Find the output for the following code

rengaraj

rengaraj

@rengaraj-89Rrct Oct 7, 2024

Sir / madam,
My question is

Find the output for the following code

void main()
{
int i=7;
printf("%d",i++*i++);
}

Advance Thanks,
R.Rengaraj
{Java Certification Quiz}
{On this forum my 20th Question.}

Replies

Welcome, guest

Join CrazyEngineers to reply, ask questions, and participate in conversations.

CrazyEngineers powered by Jatra Community Platform

  • sarveshgupta

    sarveshgupta

    @sarveshgupta-txtmu5 Dec 11, 2009

    Is the answer 56?

  • rengaraj

    rengaraj

    @rengaraj-89Rrct Dec 11, 2009

    hi SarveshGupta,
    Your answer is right, but i am confused with the answer.
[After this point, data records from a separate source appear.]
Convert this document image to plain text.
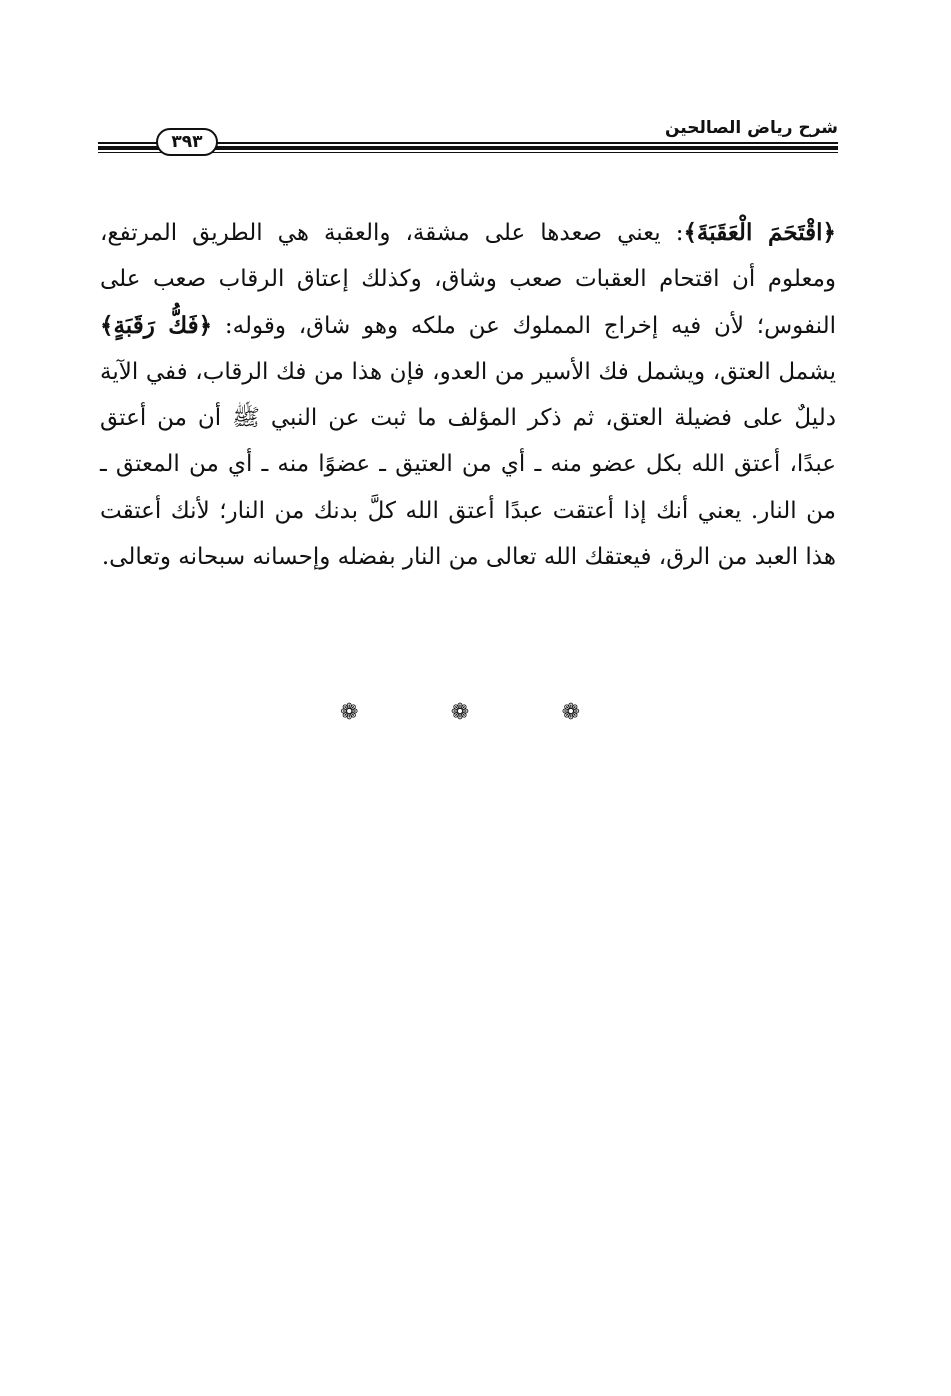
شرح رياض الصالحين
٣٩٣
﴿اقْتَحَمَ الْعَقَبَةَ﴾: يعني صعدها على مشقة، والعقبة هي الطريق المرتفع، ومعلوم أن اقتحام العقبات صعب وشاق، وكذلك إعتاق الرقاب صعب على النفوس؛ لأن فيه إخراج المملوك عن ملكه وهو شاق، وقوله: ﴿فَكُّ رَقَبَةٍ﴾ يشمل العتق، ويشمل فك الأسير من العدو، فإن هذا من فك الرقاب، ففي الآية دليلٌ على فضيلة العتق، ثم ذكر المؤلف ما ثبت عن النبي ﷺ أن من أعتق عبدًا، أعتق الله بكل عضو منه ـ أي من العتيق ـ عضوًا منه ـ أي من المعتق ـ من النار. يعني أنك إذا أعتقت عبدًا أعتق الله كلَّ بدنك من النار؛ لأنك أعتقت هذا العبد من الرق، فيعتقك الله تعالى من النار بفضله وإحسانه سبحانه وتعالى.
❁	❁	❁
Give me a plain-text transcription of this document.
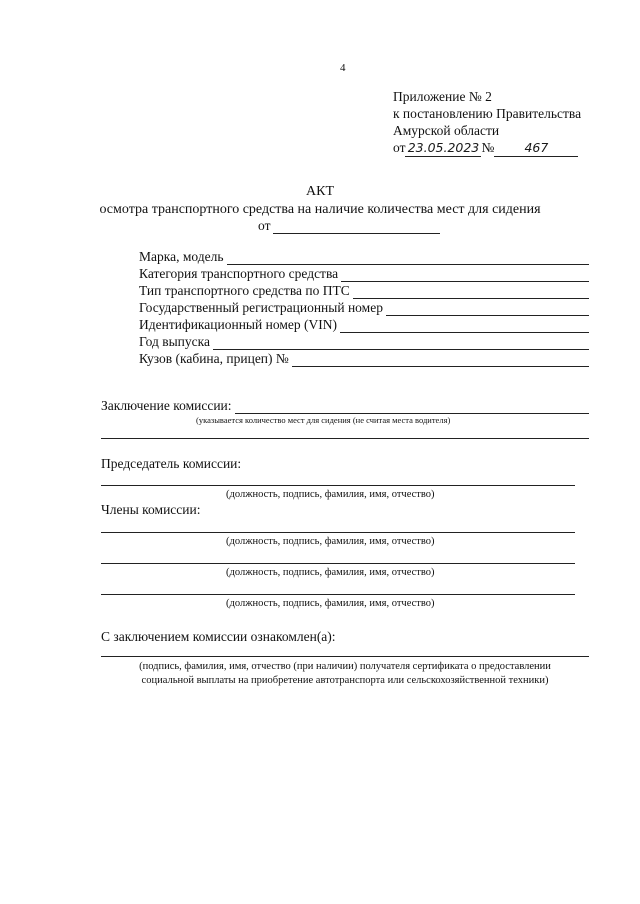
4
Приложение № 2
к постановлению Правительства
Амурской области
от 23.05.2023 № 467
АКТ
осмотра транспортного средства на наличие количества мест для сидения
от
Марка, модель
Категория транспортного средства
Тип транспортного средства по ПТС
Государственный регистрационный номер
Идентификационный номер (VIN)
Год выпуска
Кузов (кабина, прицеп) №
Заключение комиссии:
(указывается количество мест для сидения (не считая места водителя)
Председатель комиссии:
(должность, подпись, фамилия, имя, отчество)
Члены комиссии:
(должность, подпись, фамилия, имя, отчество)
(должность, подпись, фамилия, имя, отчество)
(должность, подпись, фамилия, имя, отчество)
С заключением комиссии ознакомлен(а):
(подпись, фамилия, имя, отчество (при наличии) получателя сертификата о предоставлении
социальной выплаты на приобретение автотранспорта или сельскохозяйственной техники)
Can you explain me the process ?
    R.Rengaraj

  • sarveshgupta

    sarveshgupta

    @sarveshgupta-txtmu5 Dec 11, 2009

    i++ means using post increment that is when we use it in any expression it uses the current value of that variable that is being carried forward from previous statement and then increment after compiler reads it so that any next time compiler reads the variable again it will read the incremented value

    now we are doing i++ * i++ this implies

    first time the value read is 7 which was the initial value of i and it gets incremented so for next operand i++ it takes the value 8 and after using 8 it increments it to 9

    since we are using them only till here we get the value as 7*8 =56
    if we try to print the value of i at the end of the program it will be 9

    void main()
    {
    int i=7;
    printf("%d \n",i++*i++);
    printf("%d",i);
    }

    will give the output as:

    56
    9
  • gaurav.bhorkar

    gaurav.bhorkar

    @gauravbhorkar-Pf9kZD Dec 11, 2009

    @sarvesh
    You explained it perfectly, buddy.

  • rengaraj

    rengaraj

    @rengaraj-89Rrct Dec 11, 2009

    sarveshguptai++ means using post increment that is when we use it in any expression it uses the current value of that variable that is being carried forward from previous statement and then increment after compiler reads it so that any next time compiler reads the variable again it will read the incremented value

    now we are doing i++ * i++ this implies

    first time the value read is 7 which was the initial value of i and it gets incremented so for next operand i++ it takes the value 8 and after using 8 it increments it to 9

    since we are using them only till here we get the value as 7*8 =56
    if we try to print the value of i at the end of the program it will be 9

    void main()
    {
    int i=7;
    printf("%d \n",i++*i++);
    printf("%d",i);
    }
    will give the output as:

    Dear sarveshgupta,
    Your answer is right, but you stated as 7*8 why i can be 8*7,
    bcoz, if execution is being handled from right to left.
    R.Rengaraj

  • gaurav.bhorkar

    gaurav.bhorkar

    @gauravbhorkar-Pf9kZD Dec 12, 2009

    rengarajDear sarveshgupta,
    Your answer is right, but you stated as 7*8 why i can be 8*7,
    bcoz, if execution is being handled from right to left.
    R.Rengaraj

    Good Point. In fact printf statement handles execution from right to left (in C).
    In this case it won't affect the answer in either case.

  • Sahithi Pallavi

    Sahithi Pallavi

    @sahithi-oJZaYj Dec 12, 2009

    @sarvesh : Very good explanation.!

    @rengaraj : Nice point..!

  • rengaraj

    rengaraj

    @rengaraj-89Rrct Dec 12, 2009

    Sir,
    Thanks to all of you. For your excellent co-operation.
    R.Rengaraj

  • sarveshgupta

    sarveshgupta

    @sarveshgupta-txtmu5 Dec 12, 2009

    Ya I am sorry for writing it that way but i actually meant 8 * 7 as I know printf reads from right to left

    I wrote it simply missing the order of writing

  • rengaraj

    rengaraj

    @rengaraj-89Rrct Dec 12, 2009

    No, Problem Sarveshgupta